Metamaterial properties

If you’ve ever held a folded piece of paper, you’ll have realised that the properties (namely stiffness) of the material are drastically different to the flat ‘stock’ sheet. This can be thought of as a ‘meta’ property of the paper.

Metamaterial properties are not born of the crystal structure of the metal, or the grain of the timber, but instead are properties of the geometry and distribution of material. Stiffness or controlled flexibility, control of failure, shear or bending strength and so on. This terminology is applied usually at a very small scale but we can co-opt the idea to demonstrate how foldability or crease patterns can be thought of as a meta-property.

We already manipulate properties in the design of structural sections, but an I-section, or H-section isn’t always the best for say, torsion. So we also have hollow sections – circular and others.

This is basic geometric manipulation of a section. On a larger scale, we manipulate schemes to better suit structural layouts for efficiency, but moving in the other direction – down to a smaller level we can use carefully planned folding to create geometric mechanical advantage for structural members.

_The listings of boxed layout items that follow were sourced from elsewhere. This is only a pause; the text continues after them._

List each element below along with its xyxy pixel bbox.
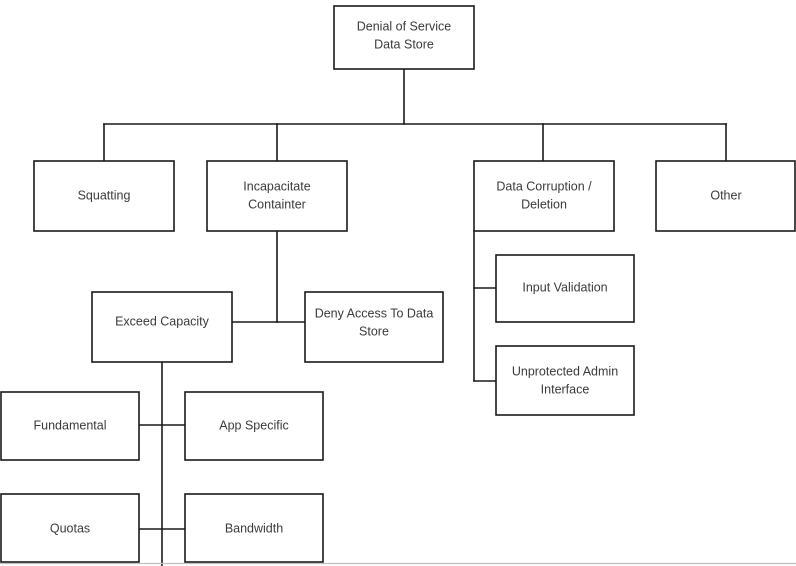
node-label-root-line1: Denial of Service xyxy=(357,19,452,33)
node-box-exceed-capacity xyxy=(91,291,233,363)
node-box-deny-access-to-data-store xyxy=(304,291,444,363)
node-box-other xyxy=(655,160,796,232)
node-fundamental[interactable]: Fundamental xyxy=(0,391,140,461)
node-box-data-corruption-deletion xyxy=(473,160,615,232)
node-denial-of-service-data-store[interactable]: Denial of Service Data Store xyxy=(333,5,475,70)
node-label-app-specific-line1: App Specific xyxy=(219,418,288,432)
connector-layer xyxy=(0,68,796,566)
node-label-squatting-line1: Squatting xyxy=(78,188,131,202)
node-squatting[interactable]: Squatting xyxy=(33,160,175,232)
node-label-input-validation-line1: Input Validation xyxy=(522,280,607,294)
node-label-incapacitate-container-line1: Incapacitate xyxy=(243,179,310,193)
node-label-deny-access-line1: Deny Access To Data xyxy=(315,306,434,320)
node-exceed-capacity[interactable]: Exceed Capacity xyxy=(91,291,233,363)
node-box-input-validation xyxy=(495,254,635,323)
node-label-exceed-capacity-line1: Exceed Capacity xyxy=(115,314,210,328)
node-deny-access-to-data-store[interactable]: Deny Access To Data Store xyxy=(304,291,444,363)
node-label-incapacitate-container-line2: Containter xyxy=(248,197,306,211)
node-box-root xyxy=(333,5,475,70)
node-bandwidth[interactable]: Bandwidth xyxy=(184,493,324,563)
node-label-quotas-line1: Quotas xyxy=(50,521,90,535)
node-box-incapacitate-container xyxy=(206,160,348,232)
node-box-bandwidth xyxy=(184,493,324,563)
node-incapacitate-container[interactable]: Incapacitate Containter xyxy=(206,160,348,232)
node-data-corruption-deletion[interactable]: Data Corruption / Deletion xyxy=(473,160,615,232)
node-quotas[interactable]: Quotas xyxy=(0,493,140,563)
node-label-fundamental-line1: Fundamental xyxy=(34,418,107,432)
node-other[interactable]: Other xyxy=(655,160,796,232)
node-label-unprotected-admin-line1: Unprotected Admin xyxy=(512,364,618,378)
node-box-quotas xyxy=(0,493,140,563)
node-box-app-specific xyxy=(184,391,324,461)
node-app-specific[interactable]: App Specific xyxy=(184,391,324,461)
node-label-root-line2: Data Store xyxy=(374,37,434,51)
node-input-validation[interactable]: Input Validation xyxy=(495,254,635,323)
node-box-fundamental xyxy=(0,391,140,461)
node-label-deny-access-line2: Store xyxy=(359,324,389,338)
node-unprotected-admin-interface[interactable]: Unprotected Admin Interface xyxy=(495,345,635,416)
node-label-other-line1: Other xyxy=(710,188,741,202)
node-label-bandwidth-line1: Bandwidth xyxy=(225,521,283,535)
node-box-squatting xyxy=(33,160,175,232)
node-box-unprotected-admin-interface xyxy=(495,345,635,416)
node-label-data-corruption-line2: Deletion xyxy=(521,197,567,211)
node-label-data-corruption-line1: Data Corruption / xyxy=(496,179,592,193)
node-label-unprotected-admin-line2: Interface xyxy=(541,382,590,396)
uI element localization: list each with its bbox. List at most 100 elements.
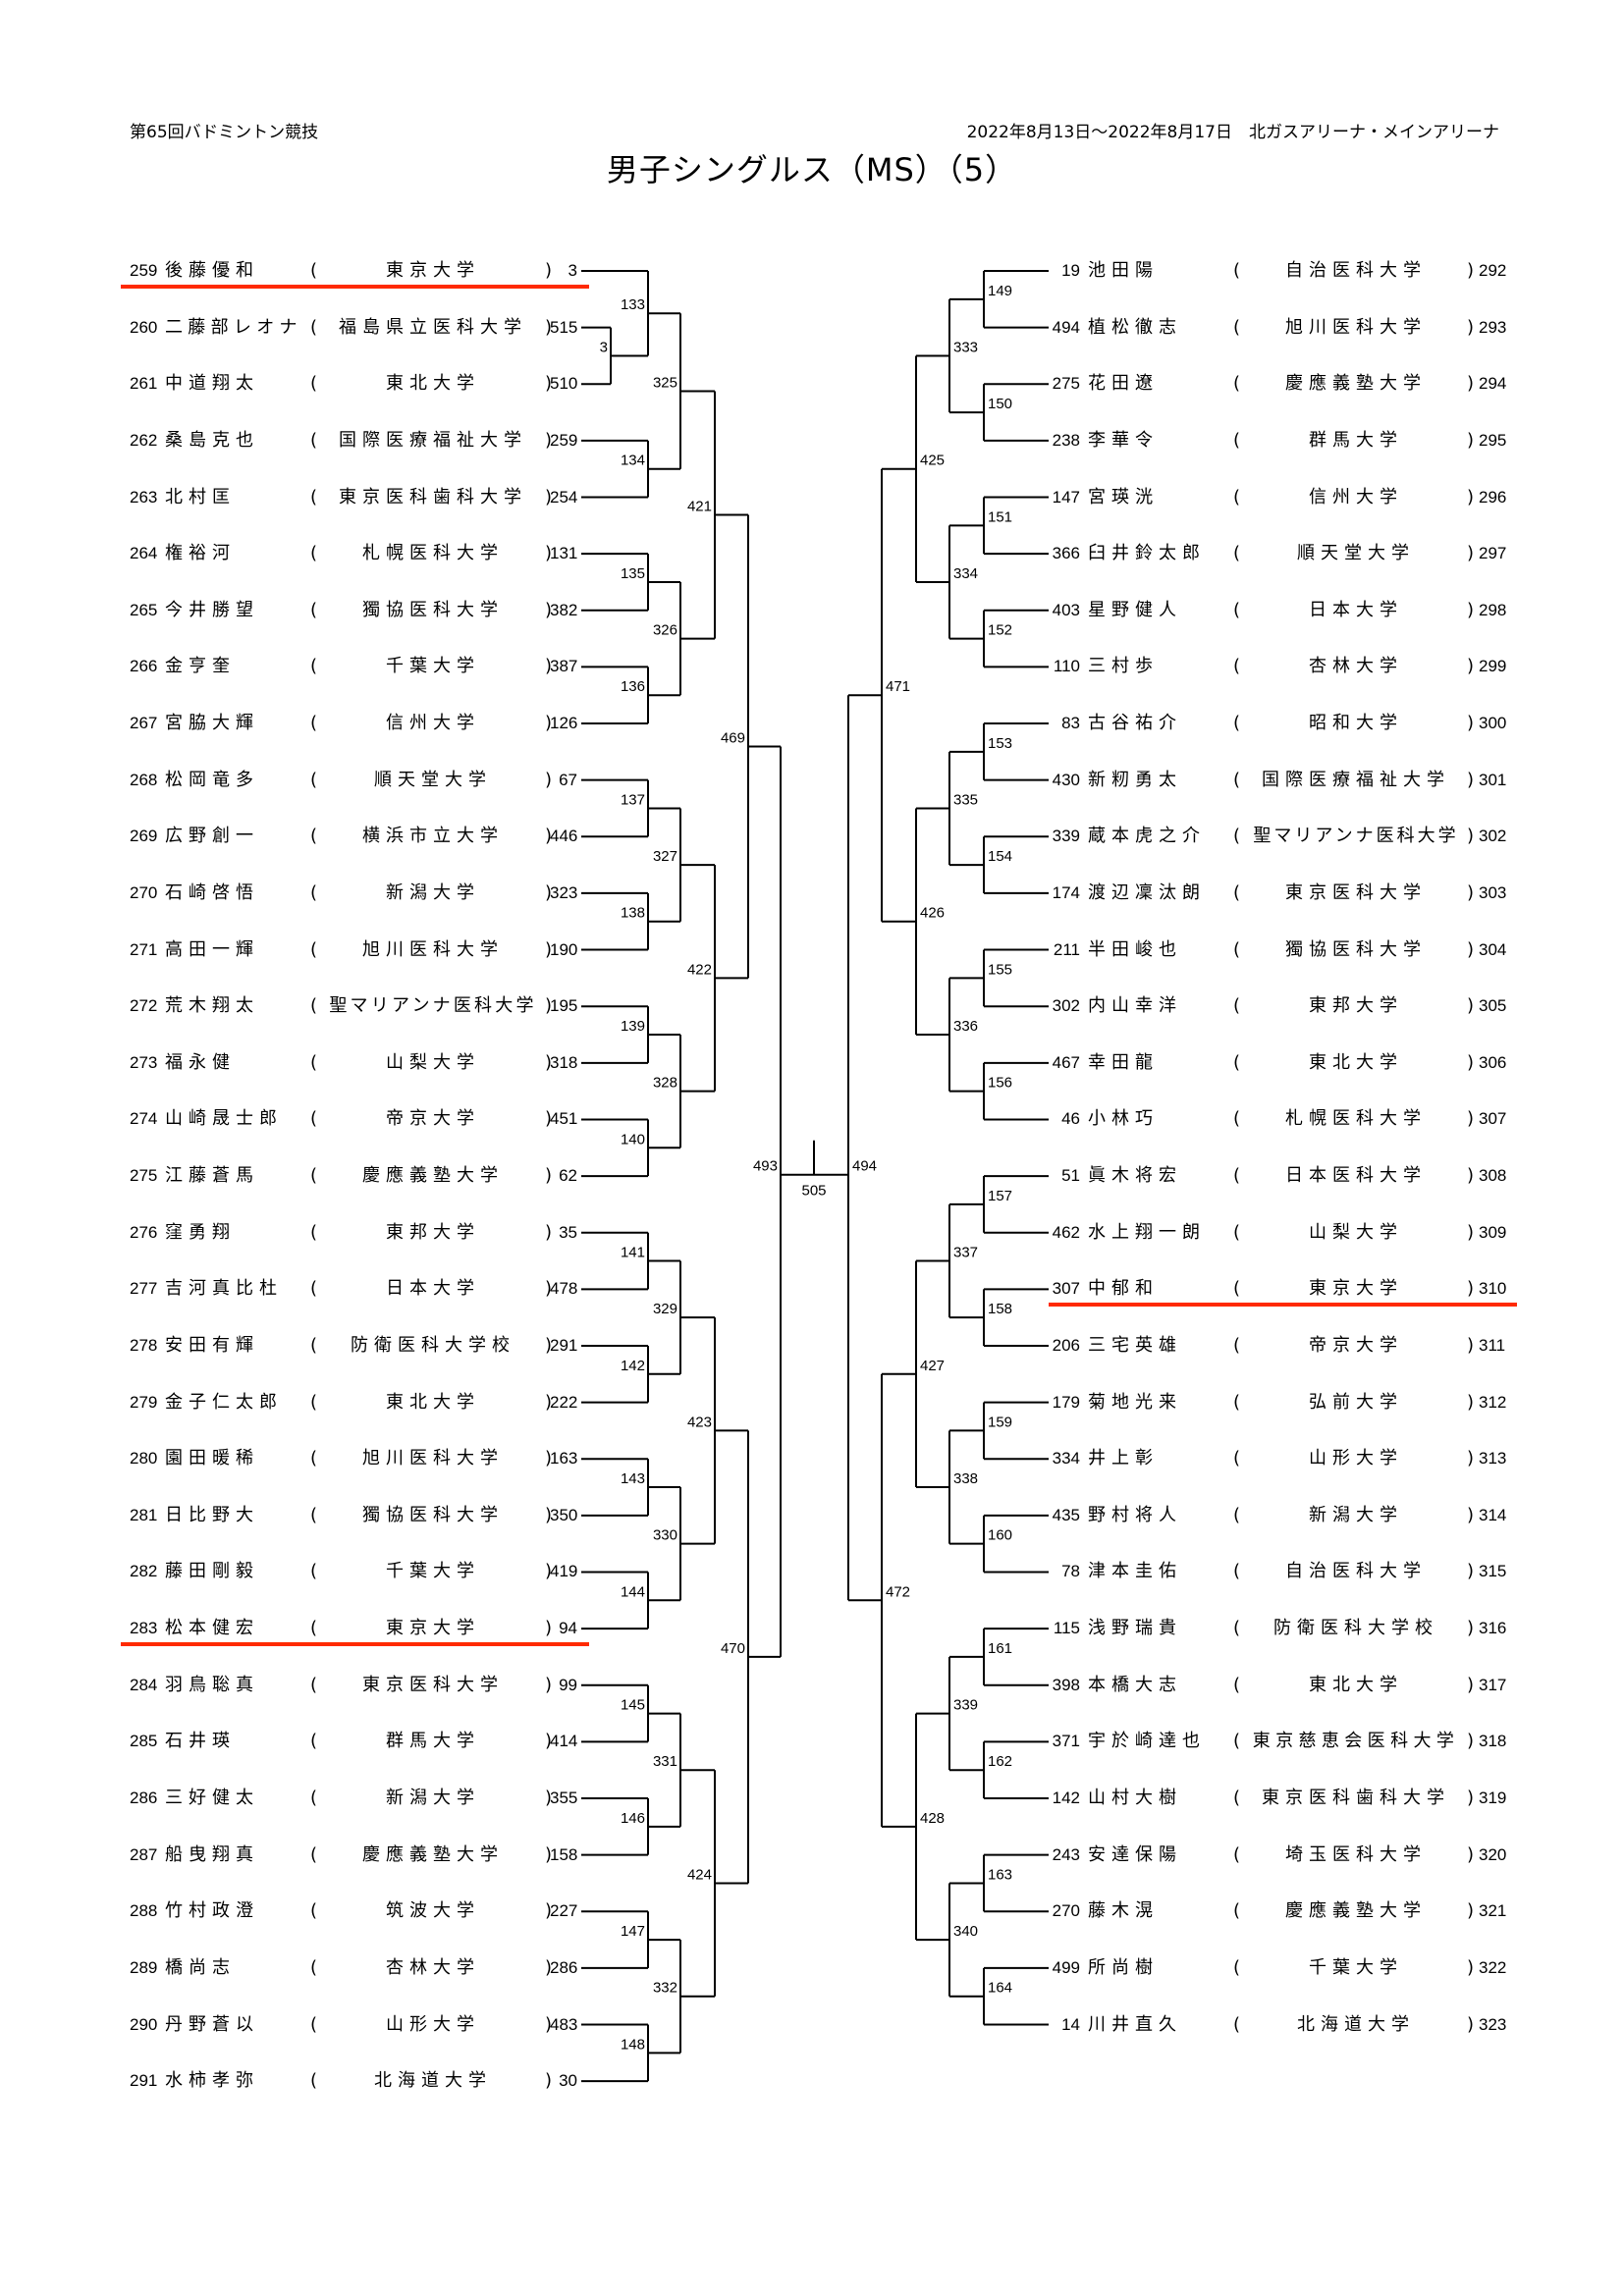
close-paren: ) bbox=[1467, 995, 1475, 1017]
draw-number: 282 bbox=[130, 1562, 158, 1581]
draw-number: 273 bbox=[130, 1052, 158, 1072]
player-name: 山村大樹 bbox=[1088, 1788, 1182, 1808]
match-number: 426 bbox=[920, 905, 945, 922]
close-paren: ) bbox=[545, 938, 553, 960]
open-paren: ( bbox=[1233, 995, 1241, 1017]
open-paren: ( bbox=[1233, 1674, 1241, 1695]
match-number: 139 bbox=[621, 1018, 645, 1035]
open-paren: ( bbox=[310, 1278, 318, 1300]
open-paren: ( bbox=[310, 1843, 318, 1865]
school-name: 東京医科歯科大学 bbox=[1262, 1788, 1450, 1808]
close-paren: ) bbox=[545, 260, 553, 281]
highlight-underline bbox=[1049, 1303, 1517, 1308]
school-name: 信州大学 bbox=[1309, 486, 1403, 507]
draw-number: 308 bbox=[1479, 1166, 1507, 1186]
close-paren: ) bbox=[545, 656, 553, 677]
seed-number: 3 bbox=[568, 261, 577, 280]
player-name: 新籾勇太 bbox=[1088, 769, 1182, 790]
close-paren: ) bbox=[1467, 373, 1475, 395]
school-name: 慶應義塾大学 bbox=[1285, 1900, 1427, 1922]
close-paren: ) bbox=[545, 826, 553, 847]
seed-number: 179 bbox=[1052, 1392, 1080, 1412]
school-name: 日本大学 bbox=[386, 1278, 480, 1300]
open-paren: ( bbox=[310, 1221, 318, 1243]
match-number: 140 bbox=[621, 1131, 645, 1148]
open-paren: ( bbox=[310, 1674, 318, 1695]
school-name: 横浜市立大学 bbox=[362, 826, 504, 847]
player-name: 幸田龍 bbox=[1088, 1051, 1159, 1073]
seed-number: 254 bbox=[550, 487, 578, 507]
close-paren: ) bbox=[545, 373, 553, 395]
seed-number: 163 bbox=[550, 1449, 578, 1468]
close-paren: ) bbox=[1467, 1674, 1475, 1695]
draw-number: 281 bbox=[130, 1505, 158, 1524]
open-paren: ( bbox=[310, 373, 318, 395]
school-name: 防衛医科大学校 bbox=[1273, 1618, 1438, 1639]
draw-number: 312 bbox=[1479, 1392, 1507, 1412]
school-name: 日本医科大学 bbox=[1285, 1165, 1427, 1187]
open-paren: ( bbox=[1233, 656, 1241, 677]
match-number: 145 bbox=[621, 1697, 645, 1714]
open-paren: ( bbox=[310, 1900, 318, 1922]
school-name: 東京大学 bbox=[386, 260, 480, 281]
school-name: 東北大学 bbox=[1309, 1674, 1403, 1695]
match-number: 325 bbox=[653, 374, 677, 391]
draw-number: 284 bbox=[130, 1675, 158, 1694]
draw-number: 307 bbox=[1479, 1109, 1507, 1129]
match-number: 428 bbox=[920, 1810, 945, 1827]
draw-number: 299 bbox=[1479, 657, 1507, 676]
match-number: 493 bbox=[753, 1158, 778, 1175]
match-number: 146 bbox=[621, 1810, 645, 1827]
match-number: 141 bbox=[621, 1245, 645, 1261]
match-number: 335 bbox=[953, 791, 978, 808]
school-name: 順天堂大学 bbox=[374, 769, 492, 790]
match-number: 153 bbox=[988, 735, 1012, 752]
draw-number: 265 bbox=[130, 600, 158, 619]
school-name: 東京慈恵会医科大学 bbox=[1252, 1731, 1460, 1752]
seed-number: 62 bbox=[559, 1166, 577, 1186]
school-name: 昭和大学 bbox=[1309, 713, 1403, 734]
draw-number: 321 bbox=[1479, 1901, 1507, 1921]
open-paren: ( bbox=[1233, 1561, 1241, 1582]
open-paren: ( bbox=[1233, 1334, 1241, 1356]
open-paren: ( bbox=[1233, 599, 1241, 620]
seed-number: 286 bbox=[550, 1957, 578, 1977]
draw-number: 272 bbox=[130, 996, 158, 1016]
close-paren: ) bbox=[545, 1731, 553, 1752]
close-paren: ) bbox=[1467, 826, 1475, 847]
school-name: 日本大学 bbox=[1309, 599, 1403, 620]
draw-number: 297 bbox=[1479, 544, 1507, 563]
match-number: 3 bbox=[600, 339, 608, 355]
close-paren: ) bbox=[545, 486, 553, 507]
seed-number: 243 bbox=[1052, 1844, 1080, 1864]
seed-number: 227 bbox=[550, 1901, 578, 1921]
school-name: 北海道大学 bbox=[374, 2070, 492, 2092]
draw-number: 302 bbox=[1479, 827, 1507, 846]
close-paren: ) bbox=[545, 1956, 553, 1978]
seed-number: 275 bbox=[1052, 374, 1080, 394]
close-paren: ) bbox=[1467, 713, 1475, 734]
seed-number: 435 bbox=[1052, 1505, 1080, 1524]
school-name: 旭川医科大学 bbox=[362, 1448, 504, 1469]
player-name: 川井直久 bbox=[1088, 2013, 1182, 2035]
open-paren: ( bbox=[1233, 1504, 1241, 1525]
close-paren: ) bbox=[1467, 656, 1475, 677]
school-name: 新潟大学 bbox=[386, 881, 480, 903]
seed-number: 323 bbox=[550, 882, 578, 902]
match-number: 333 bbox=[953, 339, 978, 355]
seed-number: 307 bbox=[1052, 1279, 1080, 1299]
player-name: 半田峻也 bbox=[1088, 938, 1182, 960]
open-paren: ( bbox=[1233, 713, 1241, 734]
school-name: 東北大学 bbox=[386, 1391, 480, 1413]
open-paren: ( bbox=[310, 2013, 318, 2035]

Naturally, if you’ve ever worked with composite construction, you’re likely well aware of the folded sheet metal deck that forms the tension flange of a slab. These span a certain distance depending on the depth and thickness of the sheet.

From big to small

If we were to carefully design elements to be folded on-site in a controlled manner, we could transport bulk sheet materials in the form of timber panels with designed hinges, or sheet steel with thinned section in areas where we wish to bend them.

When loaded, a sheet of steel would then fold into a pre-determined ‘service geometry’ in the same way a precambered beam controls deflections.

The advantage to this is that the axial loading of a sheet would cause out of plane bending, and designed carefully can serve to strengthen such a structural element against the design loads.
 

From small to big

The opposite is true as well. Where complex geometries prevent easy stacking or packing of elements, with careful design such elements could in fact be ‘factory folded’ for unfolding on-site. Perhaps though a similar loading operation, this time through tension.

In this way, long steel columns could be packed into a fraction of their final length, erected more easily and tensioned to force plastic deformation until the design geometry is reached.
 

Design methods

The possibilities are far too numerous for a short article, and in fact there is a wealth of research available on such topics in the realm of deployable and adaptive structures. However the aim of this piece is to provide further insight into to the power of computational design methods.

Physics simulations have never been more accessible than they are today. With a desktop computer we can model the actions of complex non-linear systems and the post-buckling behaviour of structural members.

Computational design tools now allow the generation and simulation of folding patterns. While the manufacturing of such items is still somewhat difficult, we as structural engineers have a responsibility to both the ideals of design, and the climate to push the boundaries of the products and services available on the market.

Folded elements have the potential to significantly reduce cost and carbon and we should leverage the power of digital engineering and simulation tools to manifest design ideals within the build environment.